Na Grande São Luís, no Maranhão, choveu cerca de 25% do que era previsto para todo o mês de janeiro, segundo o Núcleo de Meteorologia da Universidade Estadual do Maranhão (UEMA). A área atingida compreende além da Capital, São José de Ribamar, Paço do Lumiar e Raposa.
Ao todo, foram registrados cerca de 60,6 mm de água da meia-noite até as 9h da manhã desta terça-feira (14), o que significa que caiu o equivalente de 60,6 litros de água por metro quadrado. A causa do temporal, contudo, não foi considerada uma surpresa.
“É o sistema que todo ano acontece, é o principal sistema causador de chuva, chamado de ‘Zona de Convergência Intertropical’, a famosa ZCIT, que atua nesse período aqui até meados de abril e início de maio. Depende se o Atlântico Sul está mais quente ou não, se perdura até mais tempo.
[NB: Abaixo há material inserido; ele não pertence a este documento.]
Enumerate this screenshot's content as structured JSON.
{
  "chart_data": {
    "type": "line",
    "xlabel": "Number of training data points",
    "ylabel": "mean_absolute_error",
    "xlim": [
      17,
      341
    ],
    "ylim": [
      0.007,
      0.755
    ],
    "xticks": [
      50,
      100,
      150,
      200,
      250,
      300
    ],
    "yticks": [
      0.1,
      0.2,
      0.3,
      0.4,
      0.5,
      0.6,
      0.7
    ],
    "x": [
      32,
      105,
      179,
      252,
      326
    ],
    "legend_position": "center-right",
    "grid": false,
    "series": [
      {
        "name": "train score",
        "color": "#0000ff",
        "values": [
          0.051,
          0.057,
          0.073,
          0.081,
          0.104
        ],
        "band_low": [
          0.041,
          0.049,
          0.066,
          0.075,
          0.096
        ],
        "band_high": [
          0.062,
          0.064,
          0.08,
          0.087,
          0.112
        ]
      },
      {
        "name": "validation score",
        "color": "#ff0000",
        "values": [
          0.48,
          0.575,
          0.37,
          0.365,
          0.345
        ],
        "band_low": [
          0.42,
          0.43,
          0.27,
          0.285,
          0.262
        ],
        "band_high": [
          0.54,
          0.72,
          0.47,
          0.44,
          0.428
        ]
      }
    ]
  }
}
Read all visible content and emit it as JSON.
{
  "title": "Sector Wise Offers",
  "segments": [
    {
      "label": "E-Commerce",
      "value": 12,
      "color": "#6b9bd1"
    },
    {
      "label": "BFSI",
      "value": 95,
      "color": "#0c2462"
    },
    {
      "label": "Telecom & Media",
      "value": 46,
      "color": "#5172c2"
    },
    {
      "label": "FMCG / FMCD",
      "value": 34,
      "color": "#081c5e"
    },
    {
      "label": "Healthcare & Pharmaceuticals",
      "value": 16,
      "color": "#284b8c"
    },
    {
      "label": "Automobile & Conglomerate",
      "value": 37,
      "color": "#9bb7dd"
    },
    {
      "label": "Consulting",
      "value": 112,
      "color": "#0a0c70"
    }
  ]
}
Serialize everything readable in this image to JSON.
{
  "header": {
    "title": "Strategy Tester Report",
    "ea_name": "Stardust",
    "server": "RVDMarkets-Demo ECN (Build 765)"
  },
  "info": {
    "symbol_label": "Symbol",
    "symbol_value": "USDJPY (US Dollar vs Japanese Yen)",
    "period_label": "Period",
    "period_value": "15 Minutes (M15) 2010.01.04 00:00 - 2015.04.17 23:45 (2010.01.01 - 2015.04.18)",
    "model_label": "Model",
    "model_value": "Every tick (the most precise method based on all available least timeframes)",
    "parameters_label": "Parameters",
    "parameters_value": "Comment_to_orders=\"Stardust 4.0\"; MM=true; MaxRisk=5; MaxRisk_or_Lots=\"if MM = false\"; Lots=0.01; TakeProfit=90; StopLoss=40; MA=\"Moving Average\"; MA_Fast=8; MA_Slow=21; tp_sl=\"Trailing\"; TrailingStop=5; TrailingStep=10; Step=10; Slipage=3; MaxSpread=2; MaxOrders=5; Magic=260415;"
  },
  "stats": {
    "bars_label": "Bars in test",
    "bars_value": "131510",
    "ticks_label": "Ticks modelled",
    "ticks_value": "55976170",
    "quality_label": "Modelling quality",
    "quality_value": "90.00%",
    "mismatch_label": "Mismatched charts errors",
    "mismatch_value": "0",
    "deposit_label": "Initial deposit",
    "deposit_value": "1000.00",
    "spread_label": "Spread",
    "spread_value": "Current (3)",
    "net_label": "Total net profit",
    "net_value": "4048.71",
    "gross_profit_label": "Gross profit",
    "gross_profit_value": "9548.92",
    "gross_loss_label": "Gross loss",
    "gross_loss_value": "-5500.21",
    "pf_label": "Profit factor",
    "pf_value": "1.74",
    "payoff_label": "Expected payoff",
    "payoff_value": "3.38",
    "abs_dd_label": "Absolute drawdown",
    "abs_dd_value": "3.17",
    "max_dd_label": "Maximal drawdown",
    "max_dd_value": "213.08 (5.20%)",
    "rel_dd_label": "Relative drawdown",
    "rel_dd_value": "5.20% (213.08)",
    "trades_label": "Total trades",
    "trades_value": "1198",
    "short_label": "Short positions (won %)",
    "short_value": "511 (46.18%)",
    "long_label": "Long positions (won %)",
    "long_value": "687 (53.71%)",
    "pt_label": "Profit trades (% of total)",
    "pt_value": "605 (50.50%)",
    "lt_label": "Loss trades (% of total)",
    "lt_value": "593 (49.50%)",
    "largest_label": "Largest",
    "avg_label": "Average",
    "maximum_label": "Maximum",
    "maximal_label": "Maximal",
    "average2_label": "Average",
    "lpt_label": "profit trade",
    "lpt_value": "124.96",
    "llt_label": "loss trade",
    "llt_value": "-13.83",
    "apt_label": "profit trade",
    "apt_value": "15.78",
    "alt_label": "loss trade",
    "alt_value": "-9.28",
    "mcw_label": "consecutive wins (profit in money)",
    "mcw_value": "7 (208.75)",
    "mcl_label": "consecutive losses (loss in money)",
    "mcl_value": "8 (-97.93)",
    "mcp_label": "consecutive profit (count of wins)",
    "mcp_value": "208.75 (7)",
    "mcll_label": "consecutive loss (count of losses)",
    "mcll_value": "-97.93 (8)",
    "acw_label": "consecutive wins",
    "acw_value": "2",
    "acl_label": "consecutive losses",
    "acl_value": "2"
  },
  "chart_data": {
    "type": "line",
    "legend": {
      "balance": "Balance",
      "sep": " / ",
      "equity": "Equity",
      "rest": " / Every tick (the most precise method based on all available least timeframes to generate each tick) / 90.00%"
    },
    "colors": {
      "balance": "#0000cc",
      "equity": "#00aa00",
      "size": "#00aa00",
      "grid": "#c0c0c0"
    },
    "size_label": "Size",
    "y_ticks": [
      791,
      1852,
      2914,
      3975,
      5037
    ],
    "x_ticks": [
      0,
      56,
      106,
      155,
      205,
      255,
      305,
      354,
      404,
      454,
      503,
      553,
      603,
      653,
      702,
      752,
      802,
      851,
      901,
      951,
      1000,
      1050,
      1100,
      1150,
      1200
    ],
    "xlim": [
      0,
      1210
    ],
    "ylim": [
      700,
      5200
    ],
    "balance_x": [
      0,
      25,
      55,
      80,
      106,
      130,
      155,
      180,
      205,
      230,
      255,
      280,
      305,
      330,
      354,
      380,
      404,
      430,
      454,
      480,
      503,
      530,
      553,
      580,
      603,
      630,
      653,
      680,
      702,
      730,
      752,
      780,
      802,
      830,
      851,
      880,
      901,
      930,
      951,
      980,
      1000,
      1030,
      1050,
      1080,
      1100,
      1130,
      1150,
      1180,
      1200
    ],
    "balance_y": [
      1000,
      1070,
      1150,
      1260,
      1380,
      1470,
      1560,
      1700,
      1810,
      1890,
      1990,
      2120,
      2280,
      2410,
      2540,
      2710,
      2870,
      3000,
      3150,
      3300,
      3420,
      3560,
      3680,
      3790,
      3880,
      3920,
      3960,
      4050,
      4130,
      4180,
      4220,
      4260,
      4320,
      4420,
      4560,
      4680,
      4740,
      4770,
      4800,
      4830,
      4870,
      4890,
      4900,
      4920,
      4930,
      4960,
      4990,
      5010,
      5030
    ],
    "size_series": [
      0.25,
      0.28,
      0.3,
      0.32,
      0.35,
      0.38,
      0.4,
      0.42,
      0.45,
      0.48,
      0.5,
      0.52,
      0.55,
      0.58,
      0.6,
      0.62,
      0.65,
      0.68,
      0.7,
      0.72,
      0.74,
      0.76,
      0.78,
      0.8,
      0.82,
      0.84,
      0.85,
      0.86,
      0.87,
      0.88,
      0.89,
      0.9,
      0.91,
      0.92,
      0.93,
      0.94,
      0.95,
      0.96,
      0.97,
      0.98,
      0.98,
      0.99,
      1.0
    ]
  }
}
Esse é o principal sistema causador de chuvas aqui no setor norte do Maranhão, incluindo a ilha de São Luís. Ele [ZCIT] é responsável por cerca de 70% das chuvas que ocorrem ao longo do ano”, explicou o meteorologista Gunter Reschke.
As fortes chuvas causaram transtorno em todas as regiões de São Luís no início desta terça (14), especialmente as áreas próximas às aos rios que cortam a ilha, onde diversos casos de transbordamentos foram registrados.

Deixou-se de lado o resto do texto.